Strategic intent (the “WHY”)
Operational objective (WHAT decision/outcome)
Story (WHAT they should believe)
Evidence plan (WHAT they will observe)
Channels/signals (WHERE the evidence appears)
TTPs (HOW you generate evidence)
Assessment / I&W (HOW you know it’s working)
MITRE ATT&CK is a library of layer 6. Great. But real-world adversaries win at layers 1–5. That’s why orgs can be “ATT&CK-mature” and still get strategically surprised.
Indications & Warning is the missing measurement discipline in most cyber exercises
If you want to know whether deception works, don’t look at your implants.
Look at defender behavior.
Indications & Warning (I&W) is essentially structured thinking about:
what “normal” looks like
what deviations mean
what thresholds trigger a different decision
In a red team exercise, define I&W as: observable defender actions that indicate what they believe.
Examples:
Ticket routing changes (who owns it?)
Severity level changes (how bad do they think it is?)
Containment choice (do they isolate a host vs rotate credentials vs call legal?)
Communication patterns (who do they notify and when?)
Hypotheses in writing (what story are they telling themselves?)
This is why deception is such a leverage point: it tests the “thinking layer” of security.

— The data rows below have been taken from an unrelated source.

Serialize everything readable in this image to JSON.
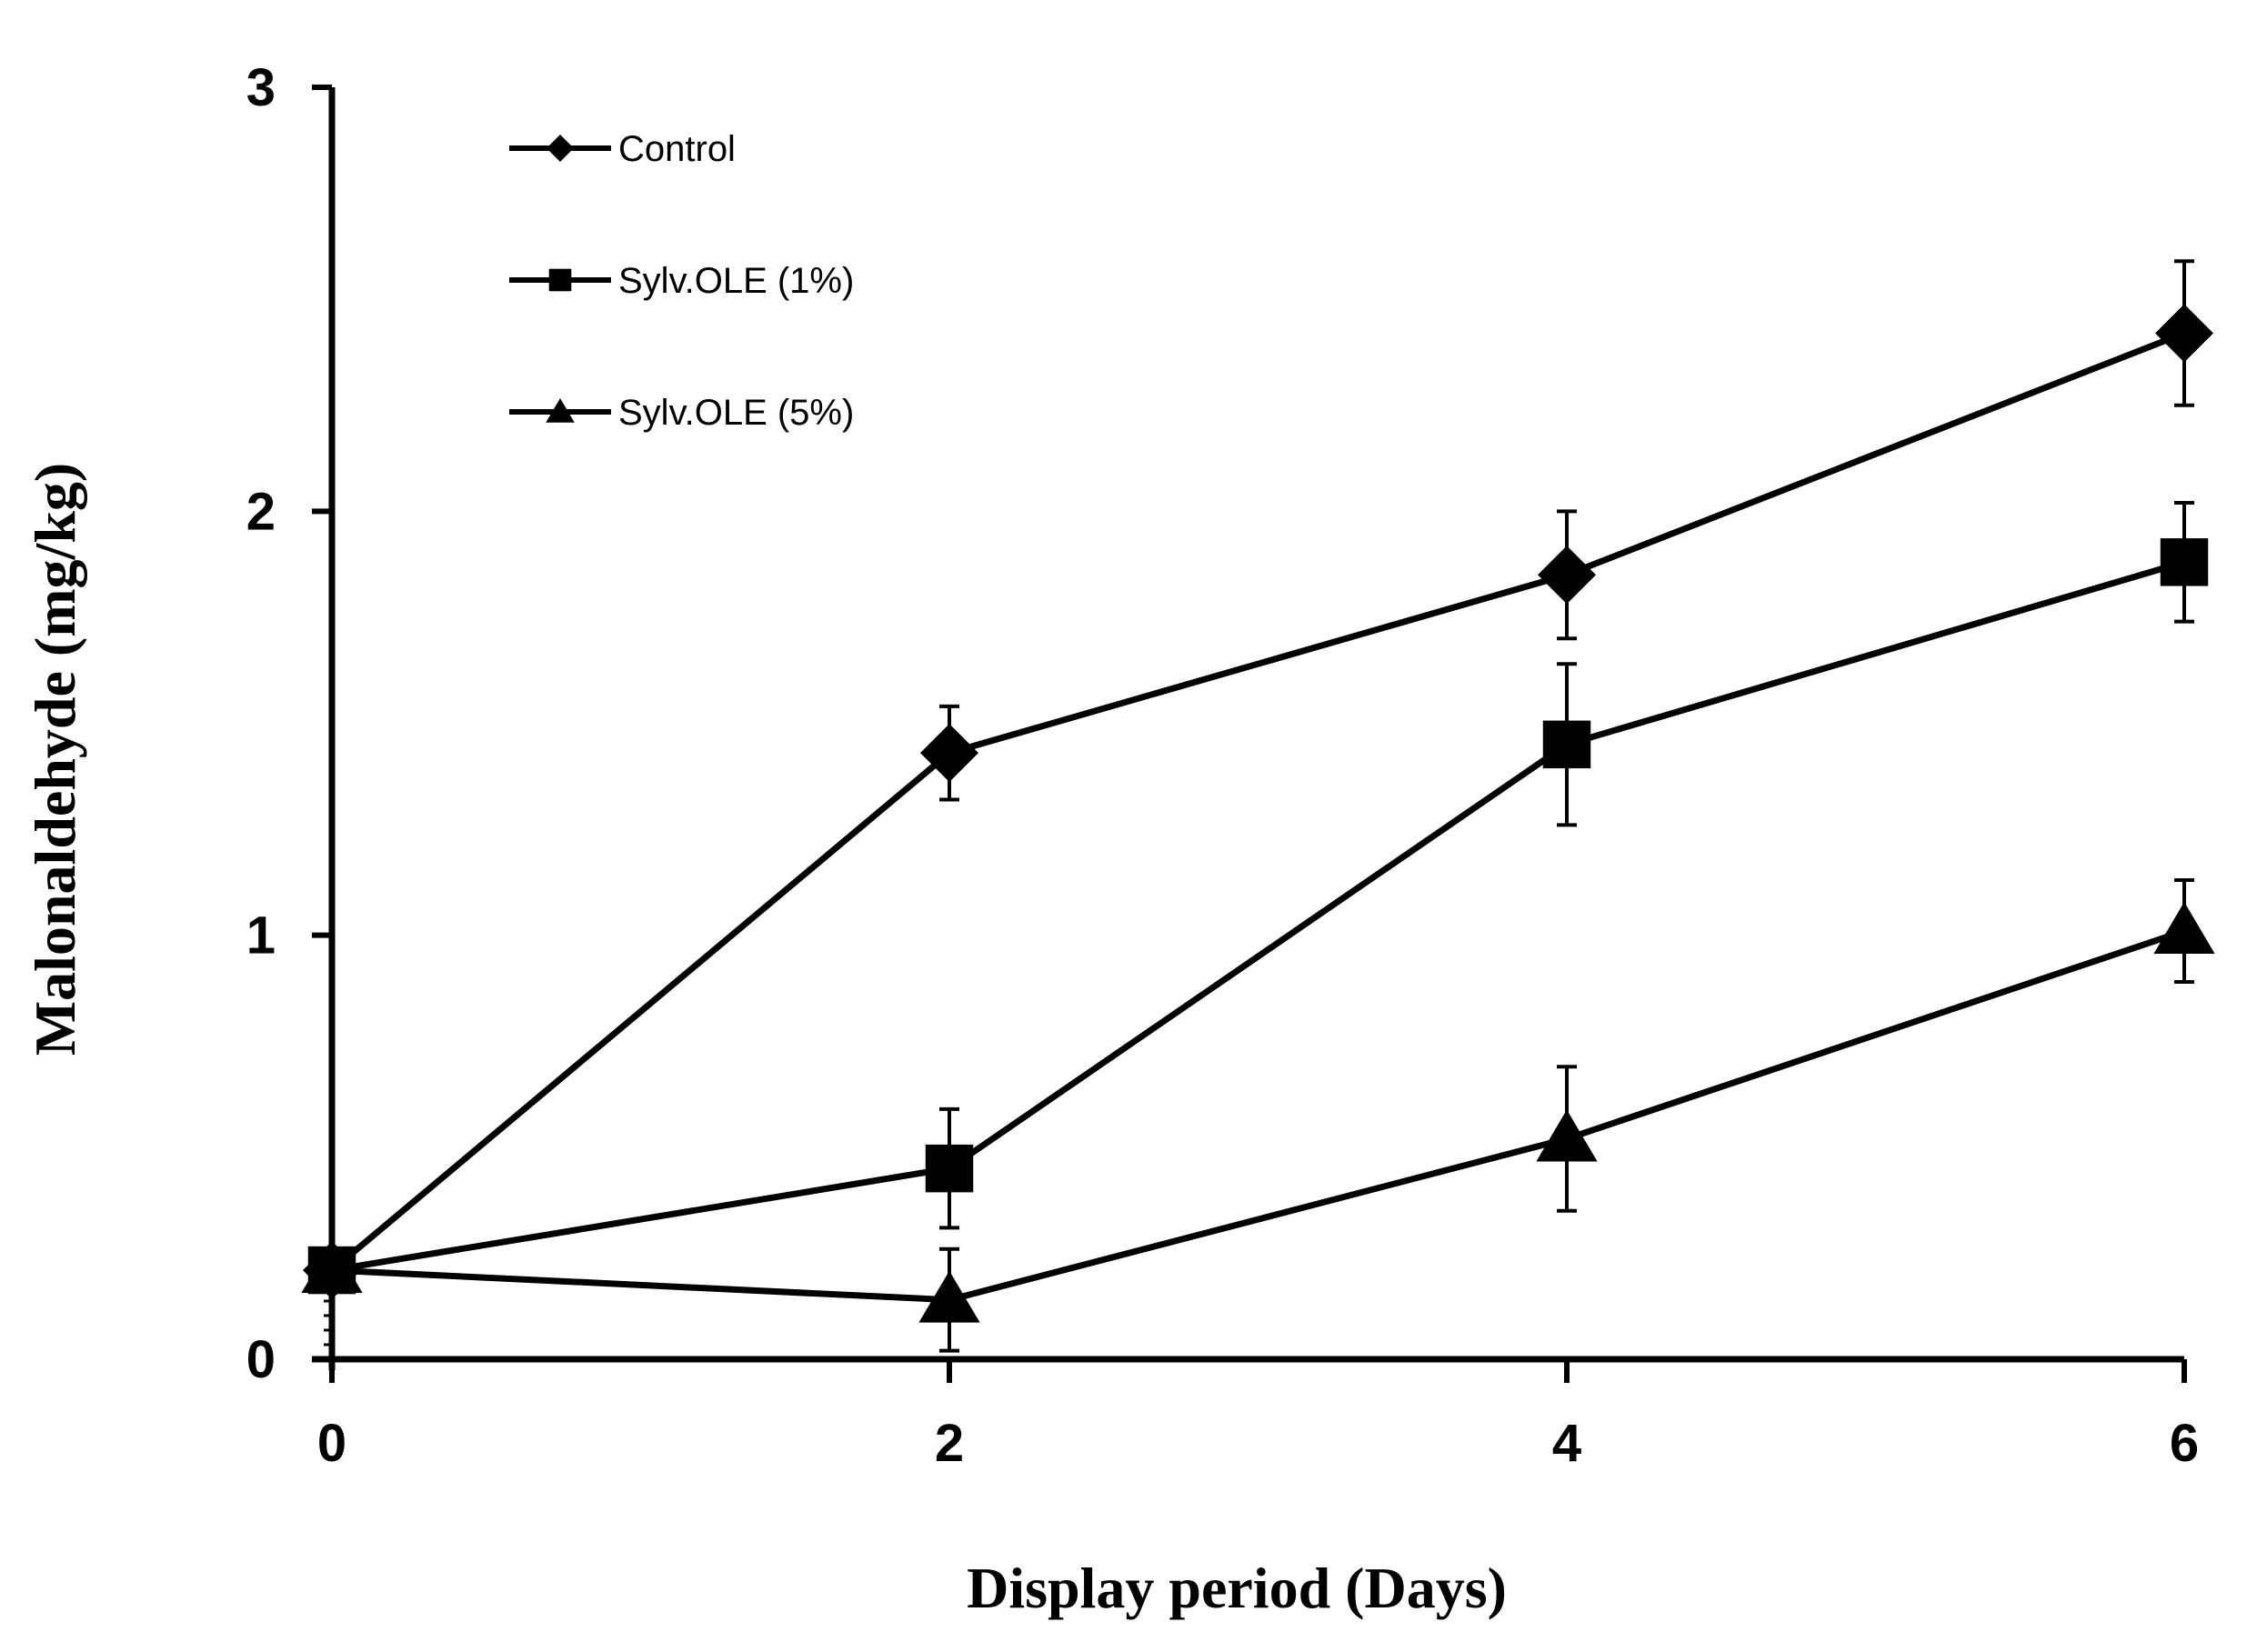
{
  "chart_data": {
    "type": "line",
    "title": "",
    "xlabel": "Display period (Days)",
    "ylabel": "Malonaldehyde (mg/kg)",
    "xlim": [
      0,
      6
    ],
    "ylim": [
      0,
      3
    ],
    "x_ticks": [
      0,
      2,
      4,
      6
    ],
    "x_tick_labels": [
      "0",
      "2",
      "4",
      "6"
    ],
    "y_ticks": [
      0,
      1,
      2,
      3
    ],
    "y_tick_labels": [
      "0",
      "1",
      "2",
      "3"
    ],
    "grid": false,
    "legend_position": "top-left",
    "x": [
      0,
      2,
      4,
      6
    ],
    "series": [
      {
        "name": "Control",
        "marker": "diamond",
        "values": [
          0.21,
          1.43,
          1.85,
          2.42
        ],
        "error": [
          0.05,
          0.11,
          0.15,
          0.17
        ]
      },
      {
        "name": "Sylv.OLE (1%)",
        "marker": "square",
        "values": [
          0.21,
          0.45,
          1.45,
          1.88
        ],
        "error": [
          0.05,
          0.14,
          0.19,
          0.14
        ]
      },
      {
        "name": "Sylv.OLE (5%)",
        "marker": "triangle",
        "values": [
          0.21,
          0.14,
          0.52,
          1.01
        ],
        "error": [
          0.05,
          0.12,
          0.17,
          0.12
        ]
      }
    ]
  }
}
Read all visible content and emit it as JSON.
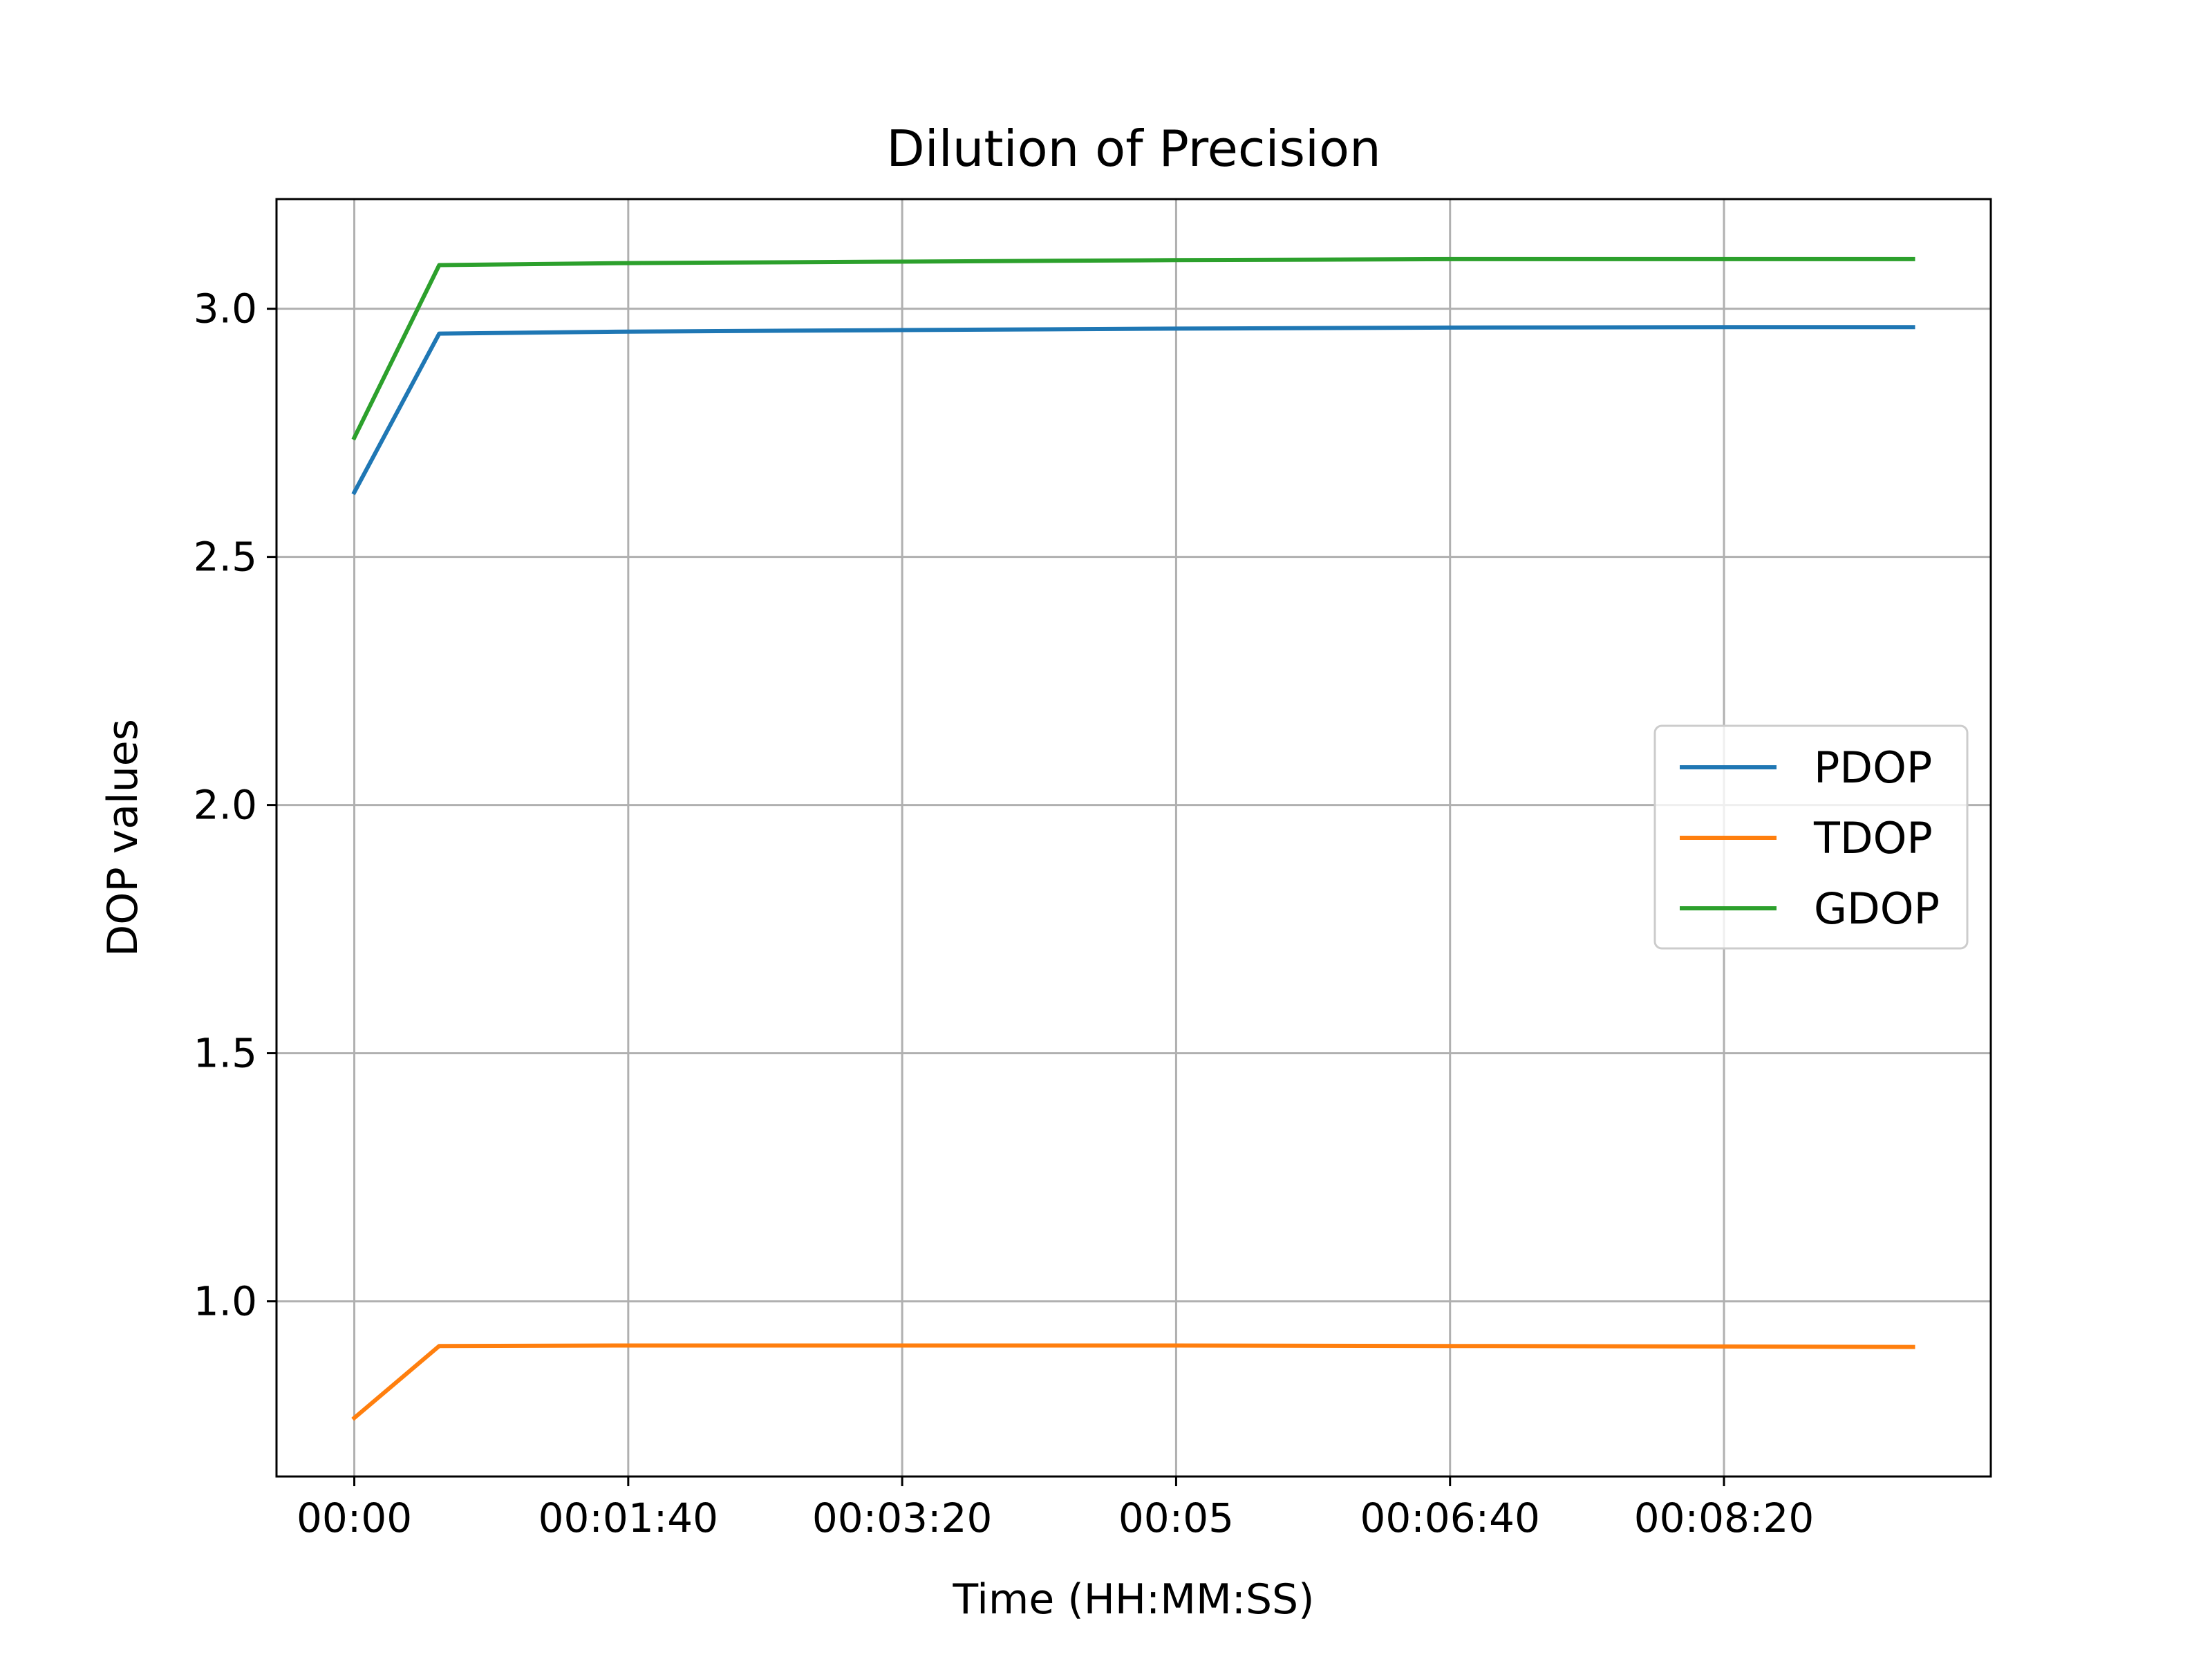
{
  "chart_data": {
    "type": "line",
    "title": "Dilution of Precision",
    "xlabel": "Time (HH:MM:SS)",
    "ylabel": "DOP values",
    "x_unit": "seconds",
    "xlim": [
      -28.4,
      597.4
    ],
    "ylim": [
      0.647,
      3.221
    ],
    "x_ticks": [
      {
        "value": 0,
        "label": "00:00"
      },
      {
        "value": 100,
        "label": "00:01:40"
      },
      {
        "value": 200,
        "label": "00:03:20"
      },
      {
        "value": 300,
        "label": "00:05"
      },
      {
        "value": 400,
        "label": "00:06:40"
      },
      {
        "value": 500,
        "label": "00:08:20"
      }
    ],
    "y_ticks": [
      {
        "value": 1.0,
        "label": "1.0"
      },
      {
        "value": 1.5,
        "label": "1.5"
      },
      {
        "value": 2.0,
        "label": "2.0"
      },
      {
        "value": 2.5,
        "label": "2.5"
      },
      {
        "value": 3.0,
        "label": "3.0"
      }
    ],
    "grid": true,
    "legend_position": "center-right",
    "series": [
      {
        "name": "PDOP",
        "color": "#1f77b4",
        "x": [
          0,
          31,
          100,
          200,
          300,
          400,
          500,
          569
        ],
        "y": [
          2.63,
          2.95,
          2.954,
          2.957,
          2.96,
          2.962,
          2.963,
          2.963
        ]
      },
      {
        "name": "TDOP",
        "color": "#ff7f0e",
        "x": [
          0,
          31,
          100,
          200,
          300,
          400,
          500,
          569
        ],
        "y": [
          0.765,
          0.91,
          0.911,
          0.911,
          0.911,
          0.91,
          0.909,
          0.908
        ]
      },
      {
        "name": "GDOP",
        "color": "#2ca02c",
        "x": [
          0,
          31,
          100,
          200,
          300,
          400,
          500,
          569
        ],
        "y": [
          2.74,
          3.088,
          3.092,
          3.095,
          3.098,
          3.1,
          3.1,
          3.1
        ]
      }
    ]
  }
}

A red team recipe: build an adversary-intent test plan
Here’s a repeatable template you can literally paste into a planning doc.
Step 1: Name the target decision
“During the first 6 hours, will the org treat this as ransomware containment or as identity compromise?”
Step 2: Write the defender priors (their default story)
“We mostly see commodity phishing.”
“This vendor is trusted.”
“If EDR didn’t alert, it’s not serious.”
Step 3: Choose the adversary model
Not “APT vs crime.” Something more precise:
patient access, long dwell, minimal noise
misdirection and false attribution
focus on business process leverage (identity, integrations, finance)
Step 4: Draft the story
“What we want them to believe is happening.”
Step 5: Build the evidence plan
“What will they see that supports the story?”
log artifacts
file names
timing/tempo
fake IOCs
benign-but-suspicious admin actions
Step 6: Control and safety
no real customer impact
kill switch
abort criteria
post-exercise transparency
Step 7: Define I&W and assessment
“What defender behaviors demonstrate belief adoption?”
Step 8: Debrief like an intelligence postmortem
What was the intended belief?
What belief actually formed?
Which signals drove it?
Which processes corrected it?
This is how you produce a report that changes the org.
A stance (and a warning)
Stance: Red teaming should be judged primarily on whether it reveals decision failure modes, not whether it demonstrates access.
Warning: deception inside an organization can poison trust if it’s not handled with explicit consent and tight boundaries. Use it as a training and measurement tool, not a culture war.
The point isn’t to “trick the SOC.” The point is to make the organization more resilient against adversaries who will absolutely try to shape what you believe.

When someone asks me about the topic of deception, I’m referring them to this article.
Great article Dan! And I agree with the previous comment, any conversation on deception and red teaming should start after having read this post.